Les sept modèles indispensables à toute interface d'agent

Cadre de la tâche, curseur d'autonomie, surface de planification, flux de progression, validation, gestion des erreurs et transfert d'agent. Toutes les interfaces d'agent actuelles combinent ces sept éléments.

Le cadre de la tâche permet à l'utilisateur de définir l'objectif. Les contrôles d'autonomie lui permettent de choisir le niveau de liberté accordé à l'agent. La surface de planification permet à l'agent de valider une séquence d'étapes avant d'agir. Le flux de progression affiche en temps réel l'activité de l'agent. La validation correspond au temps de latence avant une action décisive. La gestion des erreurs permet de revenir en arrière après un échec. Le transfert d'agent assure la transition d'une tâche de l'agent à un humain ou d'un agent à un autre, sans perte de contexte.

Diagramme voxel de sept petits blocs lourds disposés horizontalement sur le sol du studio, chaque bloc étant d'une couleur sourde différente, avec des étiquettes d'un seul mot : CADRE AUTONOMIE PLAN PROGRÈS CONFIRMER RÉCUPÉRER TRANSFERT
Diagramme voxel de sept petits blocs lourds disposés horizontalement sur le sol du studio, chaque bloc étant d'une couleur sourde différente, avec des étiquettes d'un seul mot : CADRE AUTONOMIE PLAN PROGRÈS CONFIRMER RÉCUPÉRER TRANSFERT

Ces sept éléments n'ont pas tous la même importance, mais ils sont tous indispensables. Un produit qui propose un cadrage des tâches sans interface de planification est un jeu de devinettes. Un produit qui ne propose que des points de confirmation est une catastrophe annoncée. Ces schémas s'accumulent. En négliger un seul fragilise les autres.

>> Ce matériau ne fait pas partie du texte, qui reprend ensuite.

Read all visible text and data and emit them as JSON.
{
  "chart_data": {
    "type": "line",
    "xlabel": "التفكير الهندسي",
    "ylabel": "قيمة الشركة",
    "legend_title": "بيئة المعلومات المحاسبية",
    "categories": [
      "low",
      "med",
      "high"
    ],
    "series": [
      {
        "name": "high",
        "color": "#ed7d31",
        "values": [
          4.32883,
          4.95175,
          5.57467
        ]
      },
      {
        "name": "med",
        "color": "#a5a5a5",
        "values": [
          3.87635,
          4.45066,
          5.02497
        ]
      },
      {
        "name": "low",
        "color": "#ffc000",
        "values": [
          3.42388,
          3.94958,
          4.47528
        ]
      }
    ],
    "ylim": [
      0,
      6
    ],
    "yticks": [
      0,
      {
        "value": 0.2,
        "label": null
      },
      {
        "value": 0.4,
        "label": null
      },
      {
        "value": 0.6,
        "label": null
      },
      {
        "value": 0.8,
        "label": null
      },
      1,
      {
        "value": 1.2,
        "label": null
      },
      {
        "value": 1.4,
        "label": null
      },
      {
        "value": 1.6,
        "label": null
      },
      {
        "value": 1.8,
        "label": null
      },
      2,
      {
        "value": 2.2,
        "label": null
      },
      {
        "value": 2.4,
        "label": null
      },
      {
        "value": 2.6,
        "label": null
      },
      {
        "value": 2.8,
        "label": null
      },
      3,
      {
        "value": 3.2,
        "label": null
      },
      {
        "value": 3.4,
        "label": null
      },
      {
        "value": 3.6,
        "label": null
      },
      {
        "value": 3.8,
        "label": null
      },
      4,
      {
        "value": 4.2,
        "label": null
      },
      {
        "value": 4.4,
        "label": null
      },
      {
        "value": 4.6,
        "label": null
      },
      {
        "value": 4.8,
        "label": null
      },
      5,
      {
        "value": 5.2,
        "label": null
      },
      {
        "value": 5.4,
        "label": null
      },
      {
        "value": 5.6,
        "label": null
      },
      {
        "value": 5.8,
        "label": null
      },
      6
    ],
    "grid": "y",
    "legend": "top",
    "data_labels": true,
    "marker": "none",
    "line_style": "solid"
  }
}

Le cadrage des tâches définit le contrat

Un mauvais cadrage des tâches se présente sous la forme d'une simple fenêtre de discussion où l'utilisateur saisit une phrase vague et où l'agent complète le reste par suppositions. Un bon cadrage des tâches est une entrée structurée qui demande les informations précises dont l'agent a besoin.

Les fonctionnalités d'IA de Linear excellent dans ce domaine. L'utilisateur saisit un bref résumé et l'IA l'analyse pour en faire une tâche structurée avec un titre, une description, des étiquettes et une affectation à un projet que l'utilisateur peut modifier avant validation. Le cadrage est précis, la sortie est structurée et une interface de modification claire est disponible avant validation.

L'interface de cadrage doit être aussi structurée que la tâche elle-même. Une tâche de codage nécessite un objectif, un fichier cible et un critère d'acceptation. Une tâche d'automatisation web requiert une URL de départ, une action cible et une condition d'arrêt. Les entrées de chat génériques conviennent à l'exploration, mais sont inadaptées à la production.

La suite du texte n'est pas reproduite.